What you want to avoid is a $2000 per month loan payment in a market where the median starting salary is $45,000.
Good luck with your decision!
« on: July 25, 2013, 08:25:41 PM »
Take a look at the admissions info for Charleston on LSAC, it will give you a very good summation of the entering class profile. It looks like the median LSAT scores are 152 (full time) and 148 (part time).
Livinglegend offered good advice, especially regarding scholarships. Although you can probably get admitted with a low-mid 150s score, you should do everything possible to maximize your score and increase your chance of obtaining a sizable scholarship. The tuition at Charleston, like most ABA schools, is high. You could easily accrue $150K+ debt.
The problem is that smaller markets like South Carolina don't offer a lot of high paying jobs which will allow you to service that much debt. The few high paying jobs that are locally available probably go to UNC/Duke/Emory, etc grads. Going to a local school like Charleston can be a good choice, but you really need to be careful about the debt.
I would advise taking the time now to research the local legal market, talk to newer attorneys, etc. Get a feel for what kind of salary you can realistically expect to make, and go from there. Good luck!
« on: July 25, 2013, 01:53:49 PM »
It is your knowledge of the law that will make you a lawyer; not the name of the school you graduated from.
I more or less agree with you. I meet people here in CA every single day that went to small, local, non-ABA schools and are successful attorneys.
That said, the chances of successfully challenging a state bar in court are nearly zero.
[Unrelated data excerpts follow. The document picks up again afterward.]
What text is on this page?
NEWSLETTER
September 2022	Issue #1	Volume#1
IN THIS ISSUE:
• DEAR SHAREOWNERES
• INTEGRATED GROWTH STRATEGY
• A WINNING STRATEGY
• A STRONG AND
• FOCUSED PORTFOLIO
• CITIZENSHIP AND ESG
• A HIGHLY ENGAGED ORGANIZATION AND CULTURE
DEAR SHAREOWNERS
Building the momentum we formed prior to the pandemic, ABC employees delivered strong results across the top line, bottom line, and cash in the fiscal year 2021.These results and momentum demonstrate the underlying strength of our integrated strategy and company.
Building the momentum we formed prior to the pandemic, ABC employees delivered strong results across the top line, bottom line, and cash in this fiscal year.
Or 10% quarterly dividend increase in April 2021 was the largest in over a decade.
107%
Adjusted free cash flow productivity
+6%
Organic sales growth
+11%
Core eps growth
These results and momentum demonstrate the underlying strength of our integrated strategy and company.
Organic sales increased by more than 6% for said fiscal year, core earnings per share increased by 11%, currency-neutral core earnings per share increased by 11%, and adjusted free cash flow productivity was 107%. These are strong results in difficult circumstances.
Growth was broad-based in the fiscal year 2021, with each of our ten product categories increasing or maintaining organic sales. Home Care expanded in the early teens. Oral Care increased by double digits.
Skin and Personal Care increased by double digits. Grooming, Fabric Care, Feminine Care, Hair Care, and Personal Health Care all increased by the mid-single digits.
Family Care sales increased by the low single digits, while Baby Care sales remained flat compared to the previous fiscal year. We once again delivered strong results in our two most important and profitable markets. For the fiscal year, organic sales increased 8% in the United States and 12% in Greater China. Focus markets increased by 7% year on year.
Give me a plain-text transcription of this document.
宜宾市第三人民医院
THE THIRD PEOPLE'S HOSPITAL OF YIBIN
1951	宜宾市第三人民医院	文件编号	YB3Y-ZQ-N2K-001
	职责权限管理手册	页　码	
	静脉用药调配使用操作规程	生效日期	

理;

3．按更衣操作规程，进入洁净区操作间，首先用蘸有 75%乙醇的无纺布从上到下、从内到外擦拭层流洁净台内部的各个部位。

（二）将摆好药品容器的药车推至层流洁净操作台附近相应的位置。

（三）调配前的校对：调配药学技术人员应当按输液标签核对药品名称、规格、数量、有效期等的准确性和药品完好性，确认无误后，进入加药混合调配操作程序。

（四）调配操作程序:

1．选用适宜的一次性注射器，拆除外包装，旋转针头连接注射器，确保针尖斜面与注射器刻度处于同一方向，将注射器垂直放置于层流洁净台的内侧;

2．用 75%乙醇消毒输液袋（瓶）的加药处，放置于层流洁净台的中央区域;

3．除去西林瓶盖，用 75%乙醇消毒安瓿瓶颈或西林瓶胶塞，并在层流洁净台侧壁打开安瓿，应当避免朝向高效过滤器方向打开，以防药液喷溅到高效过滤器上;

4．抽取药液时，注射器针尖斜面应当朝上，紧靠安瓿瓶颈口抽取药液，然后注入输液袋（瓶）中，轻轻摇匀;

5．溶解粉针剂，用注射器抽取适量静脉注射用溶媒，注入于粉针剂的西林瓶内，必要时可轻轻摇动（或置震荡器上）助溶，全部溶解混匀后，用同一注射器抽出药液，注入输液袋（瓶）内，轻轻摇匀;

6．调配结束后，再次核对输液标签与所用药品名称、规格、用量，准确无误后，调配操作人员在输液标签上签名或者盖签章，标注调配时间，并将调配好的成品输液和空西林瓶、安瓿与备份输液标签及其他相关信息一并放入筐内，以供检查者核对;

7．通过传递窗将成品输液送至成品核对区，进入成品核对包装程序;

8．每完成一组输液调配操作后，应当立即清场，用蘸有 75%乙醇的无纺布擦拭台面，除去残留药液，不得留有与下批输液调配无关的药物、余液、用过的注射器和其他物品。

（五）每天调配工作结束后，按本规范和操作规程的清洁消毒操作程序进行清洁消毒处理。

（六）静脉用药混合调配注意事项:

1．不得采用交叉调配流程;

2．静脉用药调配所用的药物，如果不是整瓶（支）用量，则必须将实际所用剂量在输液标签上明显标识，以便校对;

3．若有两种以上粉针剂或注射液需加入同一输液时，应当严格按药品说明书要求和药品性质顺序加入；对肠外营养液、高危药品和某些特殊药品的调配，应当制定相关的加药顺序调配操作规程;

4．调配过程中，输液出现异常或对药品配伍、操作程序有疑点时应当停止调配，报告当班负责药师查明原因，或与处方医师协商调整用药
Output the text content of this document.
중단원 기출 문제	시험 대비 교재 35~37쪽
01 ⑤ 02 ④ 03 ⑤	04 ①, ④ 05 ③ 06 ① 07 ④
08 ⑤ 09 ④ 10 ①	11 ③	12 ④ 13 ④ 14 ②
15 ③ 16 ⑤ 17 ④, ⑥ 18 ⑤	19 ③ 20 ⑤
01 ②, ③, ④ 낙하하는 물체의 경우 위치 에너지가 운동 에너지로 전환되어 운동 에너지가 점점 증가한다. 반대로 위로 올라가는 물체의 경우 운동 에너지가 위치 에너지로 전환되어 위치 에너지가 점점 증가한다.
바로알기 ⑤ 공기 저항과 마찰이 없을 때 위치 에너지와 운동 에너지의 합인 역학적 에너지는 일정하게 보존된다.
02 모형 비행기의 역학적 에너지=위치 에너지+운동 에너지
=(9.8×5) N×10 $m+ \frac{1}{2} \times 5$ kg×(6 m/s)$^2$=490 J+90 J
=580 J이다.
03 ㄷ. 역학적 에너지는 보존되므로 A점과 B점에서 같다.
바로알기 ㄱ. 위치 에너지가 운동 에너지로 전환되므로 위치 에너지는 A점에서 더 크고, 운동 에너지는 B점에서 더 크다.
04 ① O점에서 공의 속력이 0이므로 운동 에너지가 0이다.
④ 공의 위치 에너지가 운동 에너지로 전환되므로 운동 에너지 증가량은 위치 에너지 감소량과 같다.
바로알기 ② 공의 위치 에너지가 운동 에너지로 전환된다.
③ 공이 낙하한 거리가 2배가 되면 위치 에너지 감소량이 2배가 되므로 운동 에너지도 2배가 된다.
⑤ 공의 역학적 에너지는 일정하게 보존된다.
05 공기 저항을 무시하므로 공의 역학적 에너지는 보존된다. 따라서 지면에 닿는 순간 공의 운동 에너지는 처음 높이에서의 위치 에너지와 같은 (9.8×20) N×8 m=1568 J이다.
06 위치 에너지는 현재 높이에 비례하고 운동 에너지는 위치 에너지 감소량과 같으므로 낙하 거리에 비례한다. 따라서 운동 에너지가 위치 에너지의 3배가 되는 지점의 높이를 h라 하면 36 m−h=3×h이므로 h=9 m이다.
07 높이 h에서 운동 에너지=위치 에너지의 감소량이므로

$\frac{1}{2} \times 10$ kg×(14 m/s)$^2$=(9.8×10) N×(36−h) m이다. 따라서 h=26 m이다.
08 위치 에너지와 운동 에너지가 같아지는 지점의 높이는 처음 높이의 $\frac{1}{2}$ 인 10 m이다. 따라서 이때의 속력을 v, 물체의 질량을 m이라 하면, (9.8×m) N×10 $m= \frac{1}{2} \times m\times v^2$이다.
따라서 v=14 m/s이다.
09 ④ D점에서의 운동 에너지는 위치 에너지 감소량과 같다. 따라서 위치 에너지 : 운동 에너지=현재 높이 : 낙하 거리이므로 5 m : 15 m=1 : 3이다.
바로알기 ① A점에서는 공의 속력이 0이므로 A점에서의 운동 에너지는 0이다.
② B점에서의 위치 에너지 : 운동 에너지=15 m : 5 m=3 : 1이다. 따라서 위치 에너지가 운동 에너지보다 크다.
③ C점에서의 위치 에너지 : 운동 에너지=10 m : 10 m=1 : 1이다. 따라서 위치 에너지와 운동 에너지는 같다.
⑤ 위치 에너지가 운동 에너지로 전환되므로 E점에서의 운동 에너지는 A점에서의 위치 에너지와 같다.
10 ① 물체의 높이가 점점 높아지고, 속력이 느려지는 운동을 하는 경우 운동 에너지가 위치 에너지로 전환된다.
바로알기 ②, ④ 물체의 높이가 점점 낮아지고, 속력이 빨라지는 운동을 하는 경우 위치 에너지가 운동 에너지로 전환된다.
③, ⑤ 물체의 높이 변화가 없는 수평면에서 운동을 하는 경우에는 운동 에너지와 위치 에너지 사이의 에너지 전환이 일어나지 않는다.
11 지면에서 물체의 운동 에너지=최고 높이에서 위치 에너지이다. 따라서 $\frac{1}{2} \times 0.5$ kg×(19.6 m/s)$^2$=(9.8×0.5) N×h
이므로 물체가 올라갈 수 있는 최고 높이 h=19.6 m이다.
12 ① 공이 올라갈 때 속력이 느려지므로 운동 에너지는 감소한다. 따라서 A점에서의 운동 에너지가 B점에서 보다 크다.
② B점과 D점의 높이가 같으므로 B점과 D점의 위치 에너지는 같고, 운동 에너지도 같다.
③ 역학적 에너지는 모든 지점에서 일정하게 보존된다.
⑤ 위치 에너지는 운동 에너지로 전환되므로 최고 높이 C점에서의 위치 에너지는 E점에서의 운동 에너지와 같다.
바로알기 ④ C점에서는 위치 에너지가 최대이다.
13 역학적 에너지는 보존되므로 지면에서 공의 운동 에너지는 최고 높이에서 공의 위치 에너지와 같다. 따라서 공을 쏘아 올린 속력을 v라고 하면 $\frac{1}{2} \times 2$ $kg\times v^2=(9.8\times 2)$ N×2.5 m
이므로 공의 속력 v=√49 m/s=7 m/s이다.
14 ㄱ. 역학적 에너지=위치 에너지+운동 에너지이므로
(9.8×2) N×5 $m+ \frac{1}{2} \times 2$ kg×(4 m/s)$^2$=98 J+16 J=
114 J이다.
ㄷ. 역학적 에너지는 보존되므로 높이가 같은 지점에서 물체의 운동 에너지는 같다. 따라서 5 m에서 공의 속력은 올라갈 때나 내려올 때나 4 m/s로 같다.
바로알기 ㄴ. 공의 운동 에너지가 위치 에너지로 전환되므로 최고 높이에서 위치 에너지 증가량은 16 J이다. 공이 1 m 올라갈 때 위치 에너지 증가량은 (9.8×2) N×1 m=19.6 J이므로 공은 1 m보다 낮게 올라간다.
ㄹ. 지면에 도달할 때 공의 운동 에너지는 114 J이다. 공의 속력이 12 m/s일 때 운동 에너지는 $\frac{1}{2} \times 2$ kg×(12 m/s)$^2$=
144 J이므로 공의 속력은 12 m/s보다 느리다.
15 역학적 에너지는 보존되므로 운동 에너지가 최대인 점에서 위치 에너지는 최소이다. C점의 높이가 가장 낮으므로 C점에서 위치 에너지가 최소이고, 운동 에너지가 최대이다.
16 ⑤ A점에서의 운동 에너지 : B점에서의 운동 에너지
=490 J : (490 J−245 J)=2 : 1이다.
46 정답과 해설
Remember, state bars are allowed to set their own policies. They aren't obligated to admit anyone. That fact that one state has admitted a non-accredited student does not set a precedent for any other state.
Why choose the most difficult and uncertain path? I've asked this before, has any MASL student been admitted to any bar in the U.S.? Even in CA, which has the most open policies of any state, I don't think the MASL degree alone would qualify one to take the bar.
« on: July 23, 2013, 08:57:22 PM »
This may sound overly simplistic, but it depends on whether or not you really want to be a lawyer.
Personally, I'd be wary of accumulating significant debt when you already have a very marketable degree. Law school and the legal market are very tough, and you'd probably have a much easier time getting a job in pharmacy. There is also a very good chance that you'll make less as a new lawyer than as a new pharmacist.
Would I have to get into T14 to land myself a decent job?
It really depends on what you want to do. Big firms, some federal agencies, and academic positions will often require an impressive pedigree. Smaller firms and local government jobs often won't.
Contrary to what you may hear, a degree from a non-elite school is not a death sentence. Even among the so-called T14, some are truly elite schools, like Harvard, and others that are basically strong regional schools. My point is that there is nothing necessarily magical about being in the T14. If we're talking about the T3 or T5, that's a different story.
A degree from a well-respected local school can be just as useful as a higher ranked out of state degree. For example, let's say you want to live in Milwaukee. Would a degree from Georgetown necessarily be a better investment than a degree from UW-Madison, simply because Georgetown is ranked in the mythical T14 ? I'm not sure, but I wouldn't make that assumption.